A mercantile culture must have developed in the west of Fiji, while a predatory warlord/landlord culture predominated in the Koro Sea. Old Fiji must have had a number of Te Rauparaha-like warlords in its 2000 years of post-Lapita history, creaming the wealth of the Western Division. The Koro Sea was so feared by Europeans in the 18th century that Captain Bligh, having been kicked off the Bounty near Tahiti, deliberately avoided Fiji on his long longboat voyage to Timor and safety.
Fiji today is 21st century Lapita, the descendants of the first globalising people. It retains the same socio-ethnic tensions that would have arisen on those first fateful encounters between Austronesian voyagers and Papuan villagers 3,500 years ago.

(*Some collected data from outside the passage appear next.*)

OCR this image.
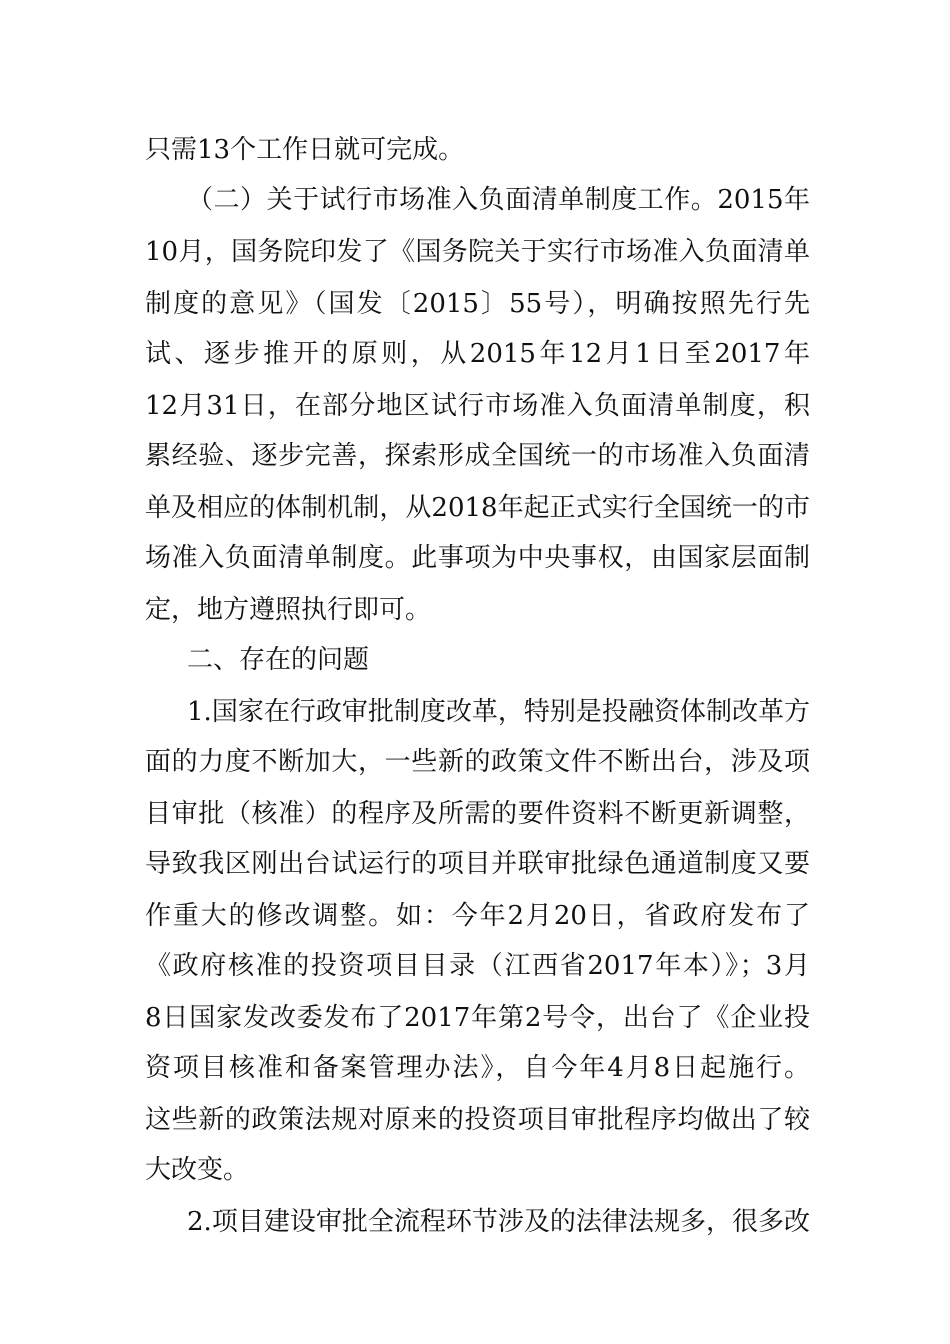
只需13个工作日就可完成。
（二）关于试行市场准入负面清单制度工作。2015年
10月，国务院印发了《国务院关于实行市场准入负面清单
制度的意见》（国发〔2015〕55号），明确按照先行先
试、逐步推开的原则，从2015年12月1日至2017年
12月31日，在部分地区试行市场准入负面清单制度，积
累经验、逐步完善，探索形成全国统一的市场准入负面清
单及相应的体制机制，从2018年起正式实行全国统一的市
场准入负面清单制度。此事项为中央事权，由国家层面制
定，地方遵照执行即可。
二、存在的问题
1.国家在行政审批制度改革，特别是投融资体制改革方
面的力度不断加大，一些新的政策文件不断出台，涉及项
目审批（核准）的程序及所需的要件资料不断更新调整，
导致我区刚出台试运行的项目并联审批绿色通道制度又要
作重大的修改调整。如：今年2月20日，省政府发布了
《政府核准的投资项目目录（江西省2017年本）》；3月
8日国家发改委发布了2017年第2号令，出台了《企业投
资项目核准和备案管理办法》，自今年4月8日起施行。
这些新的政策法规对原来的投资项目审批程序均做出了较
大改变。
2.项目建设审批全流程环节涉及的法律法规多，很多改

How does Fiji differ from the Solomon Islands? The Solomon archipelago was largely 'leap-frogged' by the Lapita intruders. I guess that means the Lapita voyagers faced effective resistance. While the Solomons became an integral part of the Lapita economic and cultural complex that emerged, the Solomons' people themselves remained villagers. The sea passages that connected the Solomons in the eyes of the recent British, French and German intruders - the New Georgia Sound and Independence Strait - were dividers rather than connectors to the Island Melanesians who lived there.

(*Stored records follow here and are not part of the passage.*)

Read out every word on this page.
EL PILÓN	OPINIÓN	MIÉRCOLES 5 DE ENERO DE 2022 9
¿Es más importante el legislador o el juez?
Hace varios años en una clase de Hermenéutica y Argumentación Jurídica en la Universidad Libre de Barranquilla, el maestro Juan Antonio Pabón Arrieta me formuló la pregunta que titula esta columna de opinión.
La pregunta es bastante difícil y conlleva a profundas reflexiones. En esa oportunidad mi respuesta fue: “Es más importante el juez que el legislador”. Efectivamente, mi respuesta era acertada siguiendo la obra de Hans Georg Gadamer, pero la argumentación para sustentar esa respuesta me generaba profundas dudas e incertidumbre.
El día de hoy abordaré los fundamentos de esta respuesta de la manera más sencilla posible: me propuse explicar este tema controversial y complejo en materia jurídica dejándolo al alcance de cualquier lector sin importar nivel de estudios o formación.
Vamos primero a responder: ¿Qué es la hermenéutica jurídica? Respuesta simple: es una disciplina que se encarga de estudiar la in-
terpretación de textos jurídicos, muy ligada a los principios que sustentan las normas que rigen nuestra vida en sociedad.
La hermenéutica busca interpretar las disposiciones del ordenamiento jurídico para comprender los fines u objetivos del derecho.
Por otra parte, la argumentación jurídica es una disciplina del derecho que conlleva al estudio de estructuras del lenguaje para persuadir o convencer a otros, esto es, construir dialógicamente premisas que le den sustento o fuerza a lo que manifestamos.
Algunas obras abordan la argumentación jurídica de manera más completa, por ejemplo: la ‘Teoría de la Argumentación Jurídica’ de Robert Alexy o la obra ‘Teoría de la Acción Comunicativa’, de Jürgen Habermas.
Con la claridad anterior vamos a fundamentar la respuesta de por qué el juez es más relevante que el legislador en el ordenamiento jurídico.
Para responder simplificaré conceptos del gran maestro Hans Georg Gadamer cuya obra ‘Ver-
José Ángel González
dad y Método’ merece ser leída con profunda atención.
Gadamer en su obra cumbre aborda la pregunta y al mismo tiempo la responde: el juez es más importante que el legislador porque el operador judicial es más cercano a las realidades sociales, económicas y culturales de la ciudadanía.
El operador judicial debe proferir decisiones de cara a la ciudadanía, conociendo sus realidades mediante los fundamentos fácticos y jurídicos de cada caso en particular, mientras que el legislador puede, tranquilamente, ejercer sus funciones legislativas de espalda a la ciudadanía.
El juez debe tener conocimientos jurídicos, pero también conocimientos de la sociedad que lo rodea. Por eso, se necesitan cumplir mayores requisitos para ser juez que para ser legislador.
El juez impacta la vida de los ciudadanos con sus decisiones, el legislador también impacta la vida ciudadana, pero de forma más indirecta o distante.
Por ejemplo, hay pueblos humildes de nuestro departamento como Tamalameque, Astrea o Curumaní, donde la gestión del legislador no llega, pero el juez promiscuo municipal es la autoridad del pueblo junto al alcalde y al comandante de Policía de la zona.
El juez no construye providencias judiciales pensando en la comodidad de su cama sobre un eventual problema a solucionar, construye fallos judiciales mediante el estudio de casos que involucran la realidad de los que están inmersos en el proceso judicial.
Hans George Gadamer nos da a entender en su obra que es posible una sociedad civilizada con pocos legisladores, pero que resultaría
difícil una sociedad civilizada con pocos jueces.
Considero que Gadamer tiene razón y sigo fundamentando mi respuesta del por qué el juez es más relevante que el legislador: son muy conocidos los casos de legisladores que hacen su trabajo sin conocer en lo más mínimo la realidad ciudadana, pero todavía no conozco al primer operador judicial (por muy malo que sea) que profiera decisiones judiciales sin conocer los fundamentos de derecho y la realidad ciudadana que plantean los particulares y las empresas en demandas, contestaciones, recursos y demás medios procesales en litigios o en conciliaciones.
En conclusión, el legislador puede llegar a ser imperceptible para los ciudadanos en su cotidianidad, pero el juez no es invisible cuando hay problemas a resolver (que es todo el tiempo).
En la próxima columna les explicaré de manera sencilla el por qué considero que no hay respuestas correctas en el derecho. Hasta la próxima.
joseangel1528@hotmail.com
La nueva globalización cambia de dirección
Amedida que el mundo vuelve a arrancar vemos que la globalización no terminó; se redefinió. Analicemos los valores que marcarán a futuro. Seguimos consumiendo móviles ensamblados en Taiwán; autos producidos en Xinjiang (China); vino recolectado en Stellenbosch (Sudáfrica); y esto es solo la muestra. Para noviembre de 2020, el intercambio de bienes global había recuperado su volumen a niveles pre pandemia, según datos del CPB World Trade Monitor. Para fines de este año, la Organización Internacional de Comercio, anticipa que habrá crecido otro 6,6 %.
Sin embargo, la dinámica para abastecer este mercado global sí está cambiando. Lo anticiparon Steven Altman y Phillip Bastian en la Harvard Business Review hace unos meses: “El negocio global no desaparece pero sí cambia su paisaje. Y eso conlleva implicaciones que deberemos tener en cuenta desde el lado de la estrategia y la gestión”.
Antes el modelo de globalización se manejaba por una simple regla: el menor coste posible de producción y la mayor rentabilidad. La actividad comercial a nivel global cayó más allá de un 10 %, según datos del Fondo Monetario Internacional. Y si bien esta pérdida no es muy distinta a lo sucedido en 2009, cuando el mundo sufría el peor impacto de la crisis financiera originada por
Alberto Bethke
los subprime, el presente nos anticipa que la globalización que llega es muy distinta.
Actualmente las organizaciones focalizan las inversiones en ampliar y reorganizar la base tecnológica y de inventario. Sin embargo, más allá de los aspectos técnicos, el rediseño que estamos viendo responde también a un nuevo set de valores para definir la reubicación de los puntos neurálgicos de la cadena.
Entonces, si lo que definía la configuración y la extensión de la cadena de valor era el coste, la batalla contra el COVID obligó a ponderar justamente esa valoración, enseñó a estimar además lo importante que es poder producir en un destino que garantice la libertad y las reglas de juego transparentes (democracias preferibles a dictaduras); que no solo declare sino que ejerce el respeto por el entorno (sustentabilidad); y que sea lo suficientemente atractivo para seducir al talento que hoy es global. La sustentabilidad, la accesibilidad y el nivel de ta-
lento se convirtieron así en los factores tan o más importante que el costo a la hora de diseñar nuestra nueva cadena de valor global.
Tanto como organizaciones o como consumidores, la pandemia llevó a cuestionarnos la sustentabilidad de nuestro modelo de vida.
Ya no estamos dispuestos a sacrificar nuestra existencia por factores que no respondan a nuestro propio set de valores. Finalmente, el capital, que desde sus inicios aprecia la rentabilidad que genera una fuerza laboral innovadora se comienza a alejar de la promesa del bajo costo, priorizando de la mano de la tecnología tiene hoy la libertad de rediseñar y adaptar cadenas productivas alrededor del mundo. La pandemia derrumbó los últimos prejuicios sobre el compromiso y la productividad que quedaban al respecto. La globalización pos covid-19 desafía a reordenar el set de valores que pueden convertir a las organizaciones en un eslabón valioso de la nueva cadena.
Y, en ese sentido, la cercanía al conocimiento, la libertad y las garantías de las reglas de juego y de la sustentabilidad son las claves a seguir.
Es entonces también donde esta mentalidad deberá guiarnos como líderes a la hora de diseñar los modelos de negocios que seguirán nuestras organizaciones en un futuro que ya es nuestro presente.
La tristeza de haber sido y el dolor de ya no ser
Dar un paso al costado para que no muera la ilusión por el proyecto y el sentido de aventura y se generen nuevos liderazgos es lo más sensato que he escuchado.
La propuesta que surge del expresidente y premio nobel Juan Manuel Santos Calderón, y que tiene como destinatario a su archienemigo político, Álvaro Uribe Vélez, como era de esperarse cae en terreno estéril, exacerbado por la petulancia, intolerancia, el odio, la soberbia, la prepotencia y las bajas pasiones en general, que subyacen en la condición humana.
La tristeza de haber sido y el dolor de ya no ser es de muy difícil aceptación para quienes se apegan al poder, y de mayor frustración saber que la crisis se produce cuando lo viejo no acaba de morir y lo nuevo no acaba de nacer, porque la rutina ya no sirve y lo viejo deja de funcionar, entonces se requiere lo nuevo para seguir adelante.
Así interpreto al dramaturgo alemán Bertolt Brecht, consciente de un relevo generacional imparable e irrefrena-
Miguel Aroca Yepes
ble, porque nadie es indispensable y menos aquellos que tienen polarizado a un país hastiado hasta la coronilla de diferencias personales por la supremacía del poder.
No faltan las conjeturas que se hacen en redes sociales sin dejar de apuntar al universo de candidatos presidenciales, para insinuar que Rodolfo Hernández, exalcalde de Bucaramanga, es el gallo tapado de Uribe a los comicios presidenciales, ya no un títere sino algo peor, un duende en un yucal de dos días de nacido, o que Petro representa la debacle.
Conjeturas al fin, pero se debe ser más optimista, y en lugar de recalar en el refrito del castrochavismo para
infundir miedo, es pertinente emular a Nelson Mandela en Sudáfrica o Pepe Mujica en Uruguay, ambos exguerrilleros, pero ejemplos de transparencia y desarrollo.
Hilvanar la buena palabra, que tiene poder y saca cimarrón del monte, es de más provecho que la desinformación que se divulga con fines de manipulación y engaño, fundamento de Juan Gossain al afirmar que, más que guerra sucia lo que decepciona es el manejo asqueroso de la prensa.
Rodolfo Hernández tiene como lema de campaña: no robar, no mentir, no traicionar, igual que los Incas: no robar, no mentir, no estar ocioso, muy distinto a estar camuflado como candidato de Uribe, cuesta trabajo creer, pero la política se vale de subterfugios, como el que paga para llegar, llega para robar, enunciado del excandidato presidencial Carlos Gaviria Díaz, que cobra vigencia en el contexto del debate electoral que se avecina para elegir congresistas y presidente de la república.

The commercially minded Malaitan people however seem very similar to the West Fijians. They probably played a central role in facilitating Lapita-era trade. Living on an island lacking cultivable land, the Malaitans were more able and willing to build a nation around those sea passages. Honiara, on the eastern (Malaitan) side of Guadalcanal (and on Ironbottom Sound on the west of the Independence Strait), became a kind of western outpost of Malaita. The Guadalcanal villagers are resisting the Malaitan intrusion, exactly as they resisted the Lapita intrusion 3,000 years earlier.

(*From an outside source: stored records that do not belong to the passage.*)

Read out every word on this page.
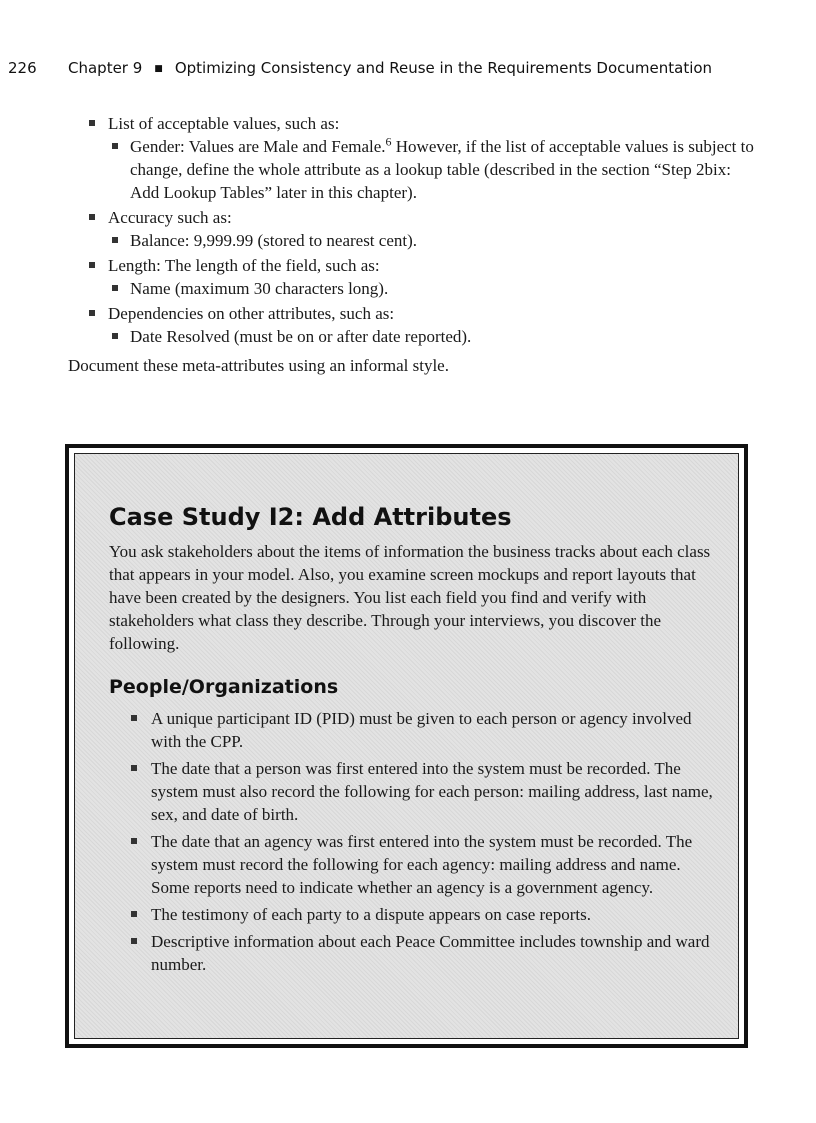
226 Chapter 9 ■ Optimizing Consistency and Reuse in the Requirements Documentation
List of acceptable values, such as:
Gender: Values are Male and Female.$^6$ However, if the list of acceptable values is subject to change, define the whole attribute as a lookup table (described in the section “Step 2bix: Add Lookup Tables” later in this chapter).
Accuracy such as:
Balance: 9,999.99 (stored to nearest cent).
Length: The length of the field, such as:
Name (maximum 30 characters long).
Dependencies on other attributes, such as:
Date Resolved (must be on or after date reported).
Document these meta-attributes using an informal style.
Case Study I2: Add Attributes

You ask stakeholders about the items of information the business tracks about each class that appears in your model. Also, you examine screen mockups and report layouts that have been created by the designers. You list each field you find and verify with stakeholders what class they describe. Through your interviews, you discover the following.

People/Organizations
A unique participant ID (PID) must be given to each person or agency involved with the CPP.
The date that a person was first entered into the system must be recorded. The system must also record the following for each person: mailing address, last name, sex, and date of birth.
The date that an agency was first entered into the system must be recorded. The system must record the following for each agency: mailing address and name. Some reports need to indicate whether an agency is a government agency.
The testimony of each party to a dispute appears on case reports.
Descriptive information about each Peace Committee includes township and ward number.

In Fiji, the ingrained warrior-cum-ruler culture of the Koro Sea may never allow itself to become subject to the combined voting power of the villager descendants of slaves, servants and indentured labourers. Yet the Fijian generosity and economic inclusiveness, perhaps a Lapita cultural legacy, should lead to a rapid healing of the wounds (and another two constitutions!). The Solomon Islands on the other hand, lacking that history of constructive voyager-villager interaction, face a more uncertain road into the future.